Review Summary: Aphex Twin's Latest Experiment Yields Mixed Results
After such a long hiatus from releasing material under his most famous moniker, Aphex Twin, Richard’s latest offering may come as a bit of a shock. 2014’s meticulously-produced and synth-laden “Syro” appeared shortly after a blimp was noticed looming over London bearing the enigmatic symbol we’re all familiar with. And here we are, a mere four months later with his latest experiment in hand, “Computer Controlled Acoustic Instruments pt2”. The thirteen track EP not only fails to pick up where Syro left off, but seems to have evolved almost entirely independent of its influence. Where Syro is an abundant, energetic and cohesive experience CCAI is a bit more disjointed, sparing and eccentric. Whether or not that difference in sound can be attributed directly to James’ vision, or to the restraints and limitations that the robots impose upon their master, isn’t entirely clear. As a literal interpretation of the EP’s title suggests, James has expanded into a physical medium and has taken on the not-so-easy task (just ask Squarepusher) of trying to tame a small colony of stubborn robots while perhaps, with enough badgering, convincing the machines to bring his sound across planes and into the natural world.
The experiment, which has been performed by others before, always appears appealing in it’s initial stages. Unfortunately for many who have tried before, and in certain instances for James himself, the theoretical yield gives way to the actual one, losing something in the process. In the case of James, however, he succeeded in breathing life into composition. The first track “diskhat ALL prepared1mixed 13” steps the listener through a portal of ghostly sounding human voices only to be greeted by the ominous growl of the piano over the more distant clockwork-like clanking going on in the background. It’s shortly thereafter that we’re finally introduced to the leader, or leaders I should say, of the robots. The drums. Percussion is central to this EP with cymbals crashing, snares being struck, the thudding of bass, xylophones and bells alongside a host of other instruments being beaten and shaken in the background. The second track, entitled “snar2” after the robot featured and clocking in at only 20 seconds, serves as an instant reminder that you’re listening to an EP, and to a lesser extent that dogs are afraid of robots. “diskhat1” is fairly straightforward, the drums drag a goofy piano melody along through an echoing and oscillating landscape. “pian un1 aprej” is another small glimpse of robotic potential as a melancholy piano piece occasionally erupts in a frenzy of ascending keys.
The next song, “DISKPREPT4” is a highlight and a curiosity, making you wonder exactly what robots he’s using and how they’re set up during recording.

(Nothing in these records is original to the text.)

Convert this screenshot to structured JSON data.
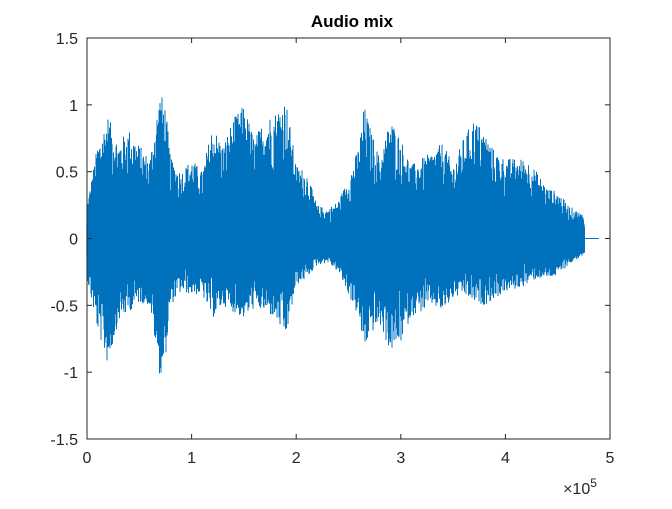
{
  "chart_data": {
    "type": "line",
    "title": "Audio mix",
    "xlabel": "",
    "ylabel": "",
    "x_exponent_label": "×10",
    "x_exponent_power": "5",
    "x_tick_values": [
      0,
      1,
      2,
      3,
      4,
      5
    ],
    "x_tick_labels": [
      "0",
      "1",
      "2",
      "3",
      "4",
      "5"
    ],
    "y_tick_values": [
      -1.5,
      -1,
      -0.5,
      0,
      0.5,
      1,
      1.5
    ],
    "y_tick_labels": [
      "-1.5",
      "-1",
      "-0.5",
      "0",
      "0.5",
      "1",
      "1.5"
    ],
    "xlim": [
      0,
      500000
    ],
    "ylim": [
      -1.5,
      1.5
    ],
    "grid": false,
    "series_color": "#0072BD",
    "signal_length_samples": 476000,
    "series": [
      {
        "x": [
          0,
          10000,
          20000,
          30000,
          40000,
          50000,
          60000,
          70000,
          75000,
          80000,
          90000,
          100000,
          110000,
          120000,
          130000,
          140000,
          150000,
          160000,
          170000,
          180000,
          190000,
          200000,
          210000,
          220000,
          230000,
          240000,
          250000,
          260000,
          265000,
          270000,
          280000,
          290000,
          300000,
          310000,
          320000,
          330000,
          340000,
          350000,
          360000,
          370000,
          380000,
          390000,
          400000,
          410000,
          420000,
          430000,
          440000,
          450000,
          460000,
          470000,
          476000
        ],
        "upper": [
          0.25,
          0.7,
          0.92,
          0.72,
          0.82,
          0.7,
          0.6,
          1.1,
          1.0,
          0.6,
          0.5,
          0.6,
          0.5,
          0.85,
          0.7,
          0.9,
          1.0,
          0.75,
          0.9,
          0.95,
          1.05,
          0.55,
          0.5,
          0.25,
          0.22,
          0.28,
          0.45,
          0.7,
          1.0,
          0.85,
          0.6,
          0.9,
          0.75,
          0.55,
          0.6,
          0.65,
          0.72,
          0.55,
          0.75,
          0.9,
          0.8,
          0.65,
          0.6,
          0.6,
          0.6,
          0.5,
          0.38,
          0.35,
          0.25,
          0.2,
          0.18
        ],
        "lower": [
          -0.3,
          -0.68,
          -0.95,
          -0.62,
          -0.55,
          -0.48,
          -0.5,
          -1.05,
          -0.9,
          -0.5,
          -0.4,
          -0.42,
          -0.42,
          -0.6,
          -0.5,
          -0.55,
          -0.6,
          -0.52,
          -0.55,
          -0.6,
          -0.75,
          -0.35,
          -0.3,
          -0.2,
          -0.18,
          -0.25,
          -0.42,
          -0.6,
          -0.85,
          -0.72,
          -0.65,
          -0.85,
          -0.78,
          -0.58,
          -0.55,
          -0.5,
          -0.55,
          -0.45,
          -0.42,
          -0.48,
          -0.5,
          -0.45,
          -0.4,
          -0.38,
          -0.35,
          -0.3,
          -0.3,
          -0.28,
          -0.2,
          -0.15,
          -0.12
        ]
      }
    ]
  }
}
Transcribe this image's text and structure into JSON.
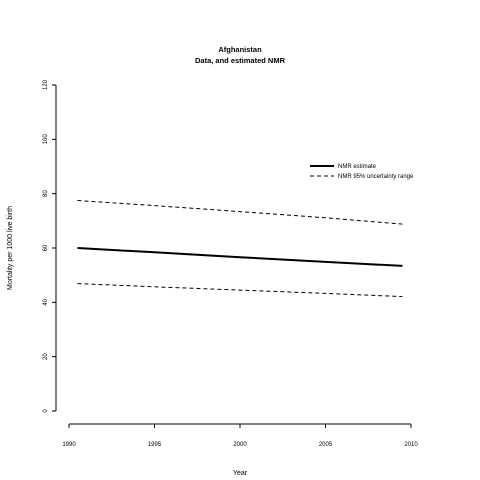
{
  "chart_data": {
    "type": "line",
    "title": "Afghanistan",
    "subtitle": "Data, and estimated NMR",
    "xlabel": "Year",
    "ylabel": "Mortality per 1000 live birth",
    "xlim": [
      1990,
      2010
    ],
    "ylim": [
      0,
      120
    ],
    "x_ticks": [
      1990,
      1995,
      2000,
      2005,
      2010
    ],
    "y_ticks": [
      0,
      20,
      40,
      60,
      80,
      100,
      120
    ],
    "grid": false,
    "legend_position": "top-right",
    "series": [
      {
        "name": "NMR estimate",
        "style": "solid",
        "color": "#000000",
        "x": [
          1990.5,
          1995,
          2000,
          2005,
          2009.5
        ],
        "y": [
          60.0,
          58.4,
          56.6,
          54.9,
          53.4
        ]
      },
      {
        "name": "NMR 95% uncertainty range",
        "legend_group": "NMR 95% uncertainty range",
        "style": "dashed",
        "color": "#000000",
        "x": [
          1990.5,
          1995,
          2000,
          2005,
          2009.5
        ],
        "y": [
          77.5,
          75.6,
          73.4,
          71.1,
          68.8
        ]
      },
      {
        "legend_group": "NMR 95% uncertainty range",
        "style": "dashed",
        "color": "#000000",
        "x": [
          1990.5,
          1995,
          2000,
          2005,
          2009.5
        ],
        "y": [
          46.9,
          45.7,
          44.5,
          43.3,
          42.1
        ]
      }
    ]
  }
}
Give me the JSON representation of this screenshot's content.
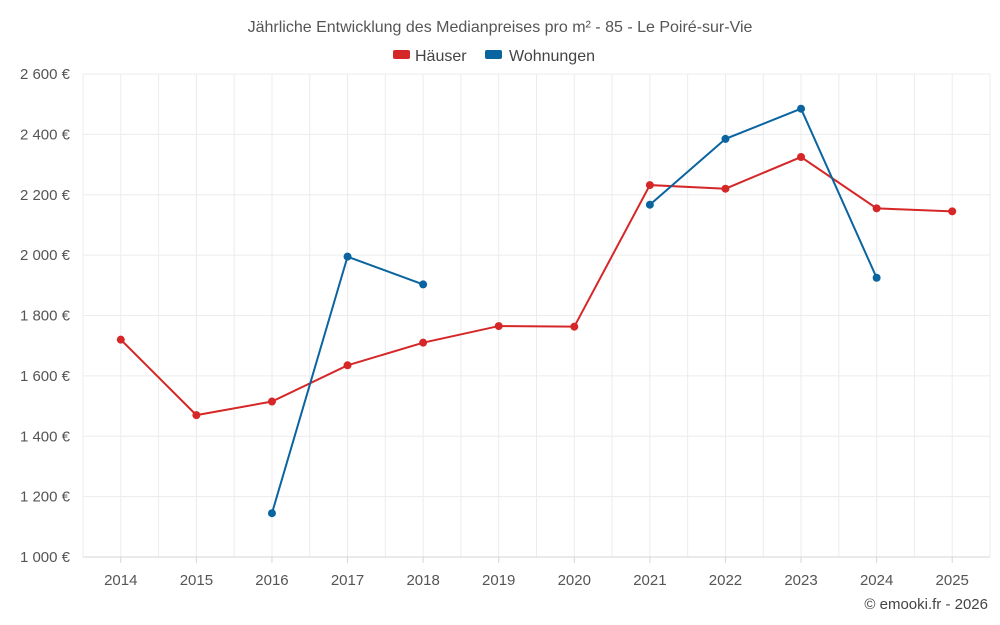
{
  "chart_data": {
    "type": "line",
    "title": "Jährliche Entwicklung des Medianpreises pro m² - 85 - Le Poiré-sur-Vie",
    "xlabel": "",
    "ylabel": "",
    "categories": [
      "2014",
      "2015",
      "2016",
      "2017",
      "2018",
      "2019",
      "2020",
      "2021",
      "2022",
      "2023",
      "2024",
      "2025"
    ],
    "ylim": [
      1000,
      2600
    ],
    "yticks": [
      1000,
      1200,
      1400,
      1600,
      1800,
      2000,
      2200,
      2400,
      2600
    ],
    "ytick_labels": [
      "1 000 €",
      "1 200 €",
      "1 400 €",
      "1 600 €",
      "1 800 €",
      "2 000 €",
      "2 200 €",
      "2 400 €",
      "2 600 €"
    ],
    "grid": true,
    "legend_position": "top-center",
    "series": [
      {
        "name": "Häuser",
        "color": "#d62728",
        "values": [
          1720,
          1470,
          1515,
          1635,
          1710,
          1765,
          1763,
          2232,
          2220,
          2325,
          2155,
          2145
        ]
      },
      {
        "name": "Wohnungen",
        "color": "#0a64a0",
        "values": [
          null,
          null,
          1145,
          1995,
          1903,
          null,
          null,
          2167,
          2385,
          2485,
          1925,
          null
        ]
      }
    ]
  },
  "credit": "© emooki.fr - 2026"
}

It features a mischievous sounding melody you may have come to expect from the man and also provides a listen to robots straddling the threshold of what’s humanly possible while still retaining a distinctly organic sound. Immediately after you’re hit with drums, “hat 2b 2012b” is one of a few of such breaks and also indicates that vinyl is the preferred format here. Sadly, I only have the CD and thus cannot experience this EP at 45RPM (which is suggested along with 33 1/3 RPM on the vinyl itself). Listening to it lets you know that someone with the vinyl and the know-how could probably make something interesting out of these little bits. “disk prep calrec2 barn dance [slo]” is probably the biggest letdown here; it sounds like an ill-fated attempt at bringing something off of SAWII into existence, but where he could turn repetition and ambience into something beautiful with other technology at his disposal, this really just ends up being more annoying than anything else. “DISKPREPT1” succeeds where the previous track failed by teasing emotion out of the machines and also features the faint sounds of his kid in the background presumably looking at and discussing the robots. Sounds of life can be heard elsewhere throughout the EP(coughing, dogs barking,etc.), again reminding the listener that the sound has finally been released into the wild, or just pissing them off and causing them to complain about mastering. Whichever comes first.
The last two tracks are perhaps the best. “piano un10 it happened” is on par with some of his best piano pieces and,in my book at least , better than aisatsana and avril 14th, though I’m sure not everyone would agree. The EP concludes with “hat5c 0001 rec-4”, a track that starts off with menacing piano keys backed by more vibrant drumming and hissing cymbals until eventually a new instrument enters the groove, one that the more educated listener could probably identify. Whatever it is it provides a mesmerizing, hazy and smoke-filled kind of atmosphere to a song that drifts in and out in swells until the piano’s return, signaling that the journey is over. All in all this EP is arguably only a collection of seven songs with some beats and oddities thrown in for good measure. As with all experiments a risk of failure always exists, and while I certainly wouldn’t categorize this as such it isn’t without its flaws. I’m sure that fresh off the successful and accessible Syro this EP will be met with mixed reviews. At times it feels as though it is lacking, and while James certainly rose to the occasion it appears that the former master of one realm is more of a promising pupil in the next.